We have attempted to build a new model of magnetic storms that incorporates field-aligned electric fields as an intrinsic part of the storm development. A storm proceeds then with the following steps:
  1. It may be necessary to have a critical density plasmasheet for a magnetic storm, in which case, precursor substorm activity or a solar wind density enhancement would be a prerequisite.
  2. Large solar wind Ey for an extended period (>1hr) saturates the tail electric field shielding.

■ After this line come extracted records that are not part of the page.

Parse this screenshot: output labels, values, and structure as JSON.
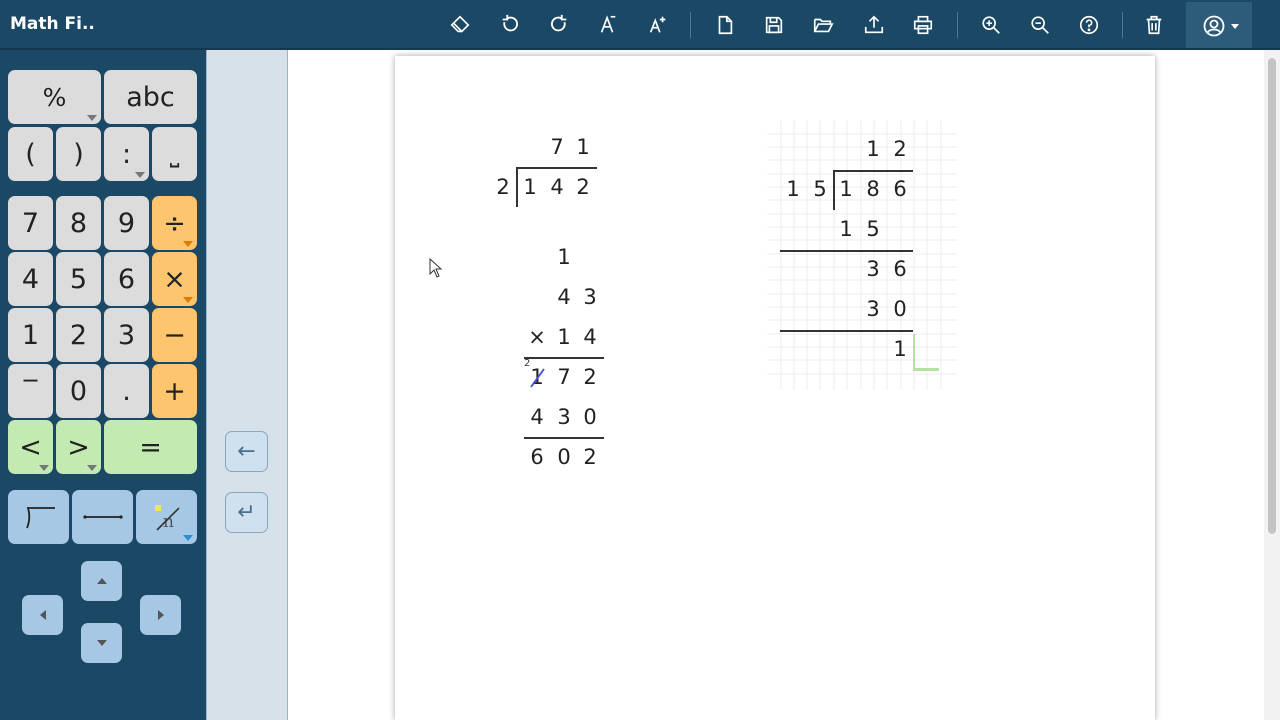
{
  "app": {
    "title": "Math Fi.."
  },
  "toolbar": {
    "icons": [
      "eraser-icon",
      "undo-icon",
      "redo-icon",
      "font-decrease-icon",
      "font-increase-icon",
      "new-file-icon",
      "save-icon",
      "open-folder-icon",
      "upload-icon",
      "print-icon",
      "zoom-in-icon",
      "zoom-out-icon",
      "help-icon",
      "trash-icon",
      "user-icon"
    ]
  },
  "palette": {
    "row1": [
      "%",
      "abc"
    ],
    "row2": [
      "(",
      ")",
      ":",
      "⎵"
    ],
    "digits": [
      [
        "7",
        "8",
        "9"
      ],
      [
        "4",
        "5",
        "6"
      ],
      [
        "1",
        "2",
        "3"
      ]
    ],
    "ops": [
      "÷",
      "×",
      "−",
      "+"
    ],
    "row_bottom": [
      "‾",
      "0",
      "."
    ],
    "compare": [
      "<",
      ">",
      "="
    ],
    "nav": {
      "left_arrow": "←",
      "enter": "↵"
    }
  },
  "colors": {
    "header_bg": "#1b4965",
    "key_gray": "#dcdcdc",
    "key_orange": "#fcc56e",
    "key_green": "#c3eab0",
    "key_blue": "#a6c8e4",
    "strike_blue": "#3b4fd8"
  },
  "worksheet": {
    "division1": {
      "quotient": [
        "7",
        "1"
      ],
      "divisor": "2",
      "dividend": [
        "1",
        "4",
        "2"
      ]
    },
    "multiplication": {
      "carry": "1",
      "top": [
        "4",
        "3"
      ],
      "sign": "×",
      "bottom": [
        "1",
        "4"
      ],
      "partial1": [
        "1",
        "7",
        "2"
      ],
      "partial1_note": "2",
      "partial2": [
        "4",
        "3",
        "0"
      ],
      "result": [
        "6",
        "0",
        "2"
      ]
    },
    "division2": {
      "quotient": [
        "1",
        "2"
      ],
      "divisor": [
        "1",
        "5"
      ],
      "dividend": [
        "1",
        "8",
        "6"
      ],
      "step1": [
        "1",
        "5"
      ],
      "step2": [
        "3",
        "6"
      ],
      "step3": [
        "3",
        "0"
      ],
      "remainder": "1"
    }
  }
}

  3. This produces a strong cross-tail convection electric field.
  4. A monoenergetic "nose" event penetrates deep into the magnetosphere from the (pumped up) plasmasheet.
  5. Simultaneously a parallel electric field develops as the energetic nose event plasma dominate over the plasmaspheric cold plasma.
  6. This parallel electric field extracts and energizes ionospheric plasma including H+ and O+.
  7. Either the nose or the field-aligned plasma produce intense ICW which perpendicularly heat the beams and trap them in the magnetosphere.
  8. When the convection switches off, the ring current is trapped and begins to decay through charge exchange.


Acknowledgements

This study was supported by NASA contract NAS5-30368 and NSF grant ATM-9458424. The authors gratefully acknowledge K. Ogilvie, E. Shelley, J. Dudeney, G. Rostoker, B. Blake and T. Fritz for the use of their data.